Позади шла Эмилия Драйер в довольно простом розовом платье, пошитом на венецианский манер. К платью прилагалась полумаска, которая скрывала часть лица девушки и немного скрадывала её неизменно взволнованный вид.

Парой для Эмилии была Заревич. Сияющая от восторга София Владимировна нарядилась в пёстрый татарский национальный костюм из пурпурного бархата, просто потому что ей уж очень нравилось заплетать волосы в косы и украшать себя необычными головными уборами. Каждый год Заревич выбирала самые броские. Однажды на Крещение даже изобразила египетское платье и раздобыла в театре клафт, как у фараона. Остановить Софию было сложно. Вот и теперь она, кажется, радовалась празднику более всех, а сдерживалась лишь благодаря присутствию maman.

Прочие девушки были не менее прелестны и нежны. Яркими украшениями смотрелись они. И заметнее всех выделялась княжна Голицына в русском костюме, более вычурном, чем у Вари. На ней прочие гости задерживали взгляды дольше всех. Если Воронцова выглядела очаровательной Царевной Лебедь, то утончённая Венера Михайловна казалась настоящей гордой царицей – Хозяйкой Медной горы в своём малахитовом сарафане и высоком кокошнике. Впрочем, Воронцову это вполне устраивало. Она была бы рада даже поменяться платьями с одной из Шагаровых, чтобы выглядеть ещё неприметнее.

– Ах, какое всё красивое! – горячо прошептала Заревич, когда они прошли в бальную залу.

Здесь в свете хрустальных люстр уже собирались к танцу первые пары.

– И угощения носят, – заметила Наденька, проводив взглядом лакея с подносом.

Угощений действительно было много: как на столах у стен, так и у слуг, которые предлагали небольшие лакомства гостям на блюдах и подносах. Во фруктовницах красовался крупный виноград с ягодами такими спелыми, что на свет можно было увидеть семена сквозь тонкую кожицу и янтарную, сочную мякоть. На многоярусных фарфоровых тарелках произведениями искусства лежали пирожные с кремом и ягодами. Большинство из них были такими маленькими и аккуратными, что запросто поместились бы в рот на один укус для удобства робких барышень.
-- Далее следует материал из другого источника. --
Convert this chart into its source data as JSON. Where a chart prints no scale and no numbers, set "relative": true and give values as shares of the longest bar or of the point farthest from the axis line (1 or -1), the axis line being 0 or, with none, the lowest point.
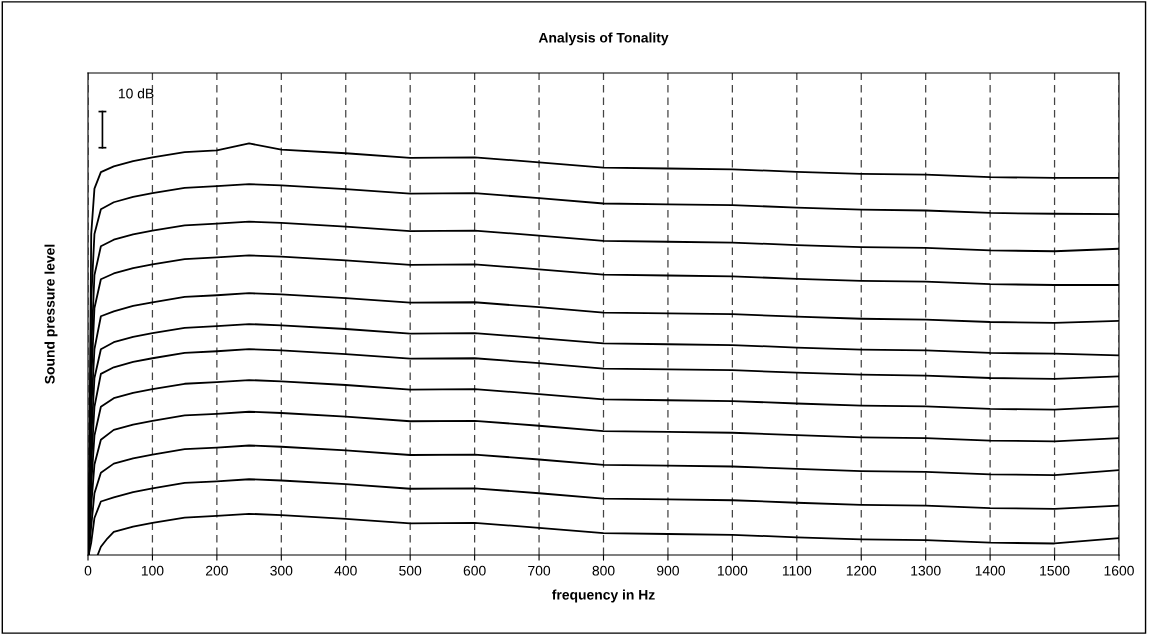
{
  "chart_data": {
    "type": "line",
    "title": "Analysis of Tonality",
    "xlabel": "frequency in Hz",
    "ylabel": "Sound pressure level",
    "relative": true,
    "xlim": [
      0,
      1600
    ],
    "xticks": [
      0,
      100,
      200,
      300,
      400,
      500,
      600,
      700,
      800,
      900,
      1000,
      1100,
      1200,
      1300,
      1400,
      1500,
      1600
    ],
    "grid": "x",
    "marker": "none",
    "line_style": "solid",
    "annotations": [
      "10 dB"
    ],
    "x": [
      1,
      5,
      10,
      20,
      40,
      70,
      100,
      150,
      200,
      250,
      300,
      400,
      500,
      600,
      700,
      800,
      900,
      1000,
      1100,
      1200,
      1300,
      1400,
      1500,
      1600
    ],
    "series": [
      {
        "color": "#000000",
        "values": [
          0.0,
          0.78,
          0.89,
          0.93,
          0.944,
          0.957,
          0.966,
          0.979,
          0.983,
          1.0,
          0.985,
          0.976,
          0.965,
          0.966,
          0.954,
          0.941,
          0.939,
          0.937,
          0.931,
          0.926,
          0.924,
          0.918,
          0.916,
          0.916
        ]
      },
      {
        "color": "#000000",
        "values": [
          0.0,
          0.62,
          0.78,
          0.84,
          0.857,
          0.87,
          0.879,
          0.892,
          0.896,
          0.901,
          0.898,
          0.889,
          0.878,
          0.879,
          0.867,
          0.854,
          0.852,
          0.85,
          0.844,
          0.839,
          0.837,
          0.831,
          0.829,
          0.828
        ]
      },
      {
        "color": "#000000",
        "values": [
          0.0,
          0.5,
          0.68,
          0.75,
          0.766,
          0.779,
          0.788,
          0.801,
          0.805,
          0.81,
          0.807,
          0.798,
          0.787,
          0.788,
          0.776,
          0.763,
          0.761,
          0.759,
          0.753,
          0.748,
          0.746,
          0.74,
          0.738,
          0.744
        ]
      },
      {
        "color": "#000000",
        "values": [
          0.0,
          0.42,
          0.6,
          0.67,
          0.684,
          0.697,
          0.706,
          0.719,
          0.723,
          0.728,
          0.725,
          0.716,
          0.705,
          0.706,
          0.694,
          0.681,
          0.679,
          0.677,
          0.671,
          0.666,
          0.664,
          0.658,
          0.656,
          0.656
        ]
      },
      {
        "color": "#000000",
        "values": [
          0.0,
          0.35,
          0.5,
          0.58,
          0.592,
          0.605,
          0.614,
          0.627,
          0.631,
          0.636,
          0.633,
          0.624,
          0.613,
          0.614,
          0.602,
          0.589,
          0.587,
          0.585,
          0.579,
          0.574,
          0.572,
          0.566,
          0.564,
          0.569
        ]
      },
      {
        "color": "#000000",
        "values": [
          0.0,
          0.28,
          0.43,
          0.5,
          0.517,
          0.53,
          0.539,
          0.552,
          0.556,
          0.561,
          0.558,
          0.549,
          0.538,
          0.539,
          0.527,
          0.514,
          0.512,
          0.51,
          0.504,
          0.499,
          0.497,
          0.491,
          0.489,
          0.485
        ]
      },
      {
        "color": "#000000",
        "values": [
          0.0,
          0.22,
          0.36,
          0.44,
          0.456,
          0.469,
          0.478,
          0.491,
          0.495,
          0.5,
          0.497,
          0.488,
          0.477,
          0.478,
          0.466,
          0.453,
          0.451,
          0.449,
          0.443,
          0.438,
          0.436,
          0.43,
          0.428,
          0.434
        ]
      },
      {
        "color": "#000000",
        "values": [
          0.0,
          0.17,
          0.29,
          0.36,
          0.381,
          0.394,
          0.403,
          0.416,
          0.42,
          0.425,
          0.422,
          0.413,
          0.402,
          0.403,
          0.391,
          0.378,
          0.376,
          0.374,
          0.368,
          0.363,
          0.361,
          0.355,
          0.353,
          0.361
        ]
      },
      {
        "color": "#000000",
        "values": [
          0.0,
          0.12,
          0.22,
          0.28,
          0.304,
          0.317,
          0.326,
          0.339,
          0.343,
          0.348,
          0.345,
          0.336,
          0.325,
          0.326,
          0.314,
          0.301,
          0.299,
          0.297,
          0.291,
          0.286,
          0.284,
          0.278,
          0.276,
          0.284
        ]
      },
      {
        "color": "#000000",
        "values": [
          0.0,
          0.07,
          0.15,
          0.2,
          0.222,
          0.235,
          0.244,
          0.257,
          0.261,
          0.266,
          0.263,
          0.254,
          0.243,
          0.244,
          0.232,
          0.219,
          0.217,
          0.215,
          0.209,
          0.204,
          0.202,
          0.196,
          0.194,
          0.206
        ]
      },
      {
        "color": "#000000",
        "values": [
          0.0,
          0.03,
          0.09,
          0.13,
          0.14,
          0.153,
          0.162,
          0.175,
          0.179,
          0.184,
          0.181,
          0.172,
          0.161,
          0.162,
          0.15,
          0.137,
          0.135,
          0.133,
          0.127,
          0.122,
          0.12,
          0.114,
          0.112,
          0.12
        ]
      },
      {
        "color": "#000000",
        "x": [
          15,
          20,
          30,
          40,
          70,
          100,
          150,
          200,
          250,
          300,
          400,
          500,
          600,
          700,
          800,
          900,
          1000,
          1100,
          1200,
          1300,
          1400,
          1500,
          1600
        ],
        "values": [
          0.0,
          0.02,
          0.04,
          0.056,
          0.069,
          0.078,
          0.091,
          0.095,
          0.1,
          0.097,
          0.088,
          0.077,
          0.078,
          0.066,
          0.053,
          0.051,
          0.049,
          0.043,
          0.038,
          0.036,
          0.03,
          0.028,
          0.041
        ]
      }
    ]
  }
}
Всё выглядело крайне аппетитным.

– Не объедайтесь сладким, – негромко сказала Ирецкая, словно прочитав мысли воспитанниц. – Soyez prudent [41].

При этом сама она бросила изучающий взгляд на столик с эклерами, словно выбирая глазами, что бы при случае попробовать самой.

После прибытия в зал последовала привычная череда скучных официальных приветствий и реверансов с хозяевами бала, меценатами, покровителями, инспекторами и начальством прочих институтов. Затем старшие заняли места на специально расставленных для них креслах, откуда можно было созерцать весь зал. Воспитанницам же разрешили пройтись, полюбоваться костюмами и интерьерами. А ещё потанцевать, но не более одного танца с каждым кавалером. Подобное полагалось считать небывалой поблажкой, если бы не пристальное внимание: классные дамы зорко приглядывали за воспитанницами.

Мариночка как бы невзначай потянула Варю за собой.

– Хочешь пирожное? – шепнула подруге Воронцова.

– Хочу получше рассмотреть костюмы и людей. – Быстрова хитро улыбнулась и тише добавила: – До меня дошёл слух, что сегодня можно встретить кого-то из великих княжон. Если так, то любопытно, кем они нарядятся.

Варя только снисходительно улыбнулась. В возможность встречи с настоящими царевнами вот так, среди праздника для институток и студентов, она верила слабо. Однако же разочаровывать Марину не спешила. В конце концов, среди гостей она замечала многих знакомых. Приметила друзей старшего брата и одну пожилую баронессу – подругу матушки, которая не скупилась на пожертвования в пользу монастырей и сиротских приютов. Подобные ей люди масок не носили, а молодёжи улыбались со всей отеческой искренностью. Как люди, которым нравилось видеть плоды своих трудов и счастливые юные лица. Благодаря их протекции и состоялся этот праздник в начале учебного года в столь красивом месте. Благодаря им же подавали угощения и звучала музыка.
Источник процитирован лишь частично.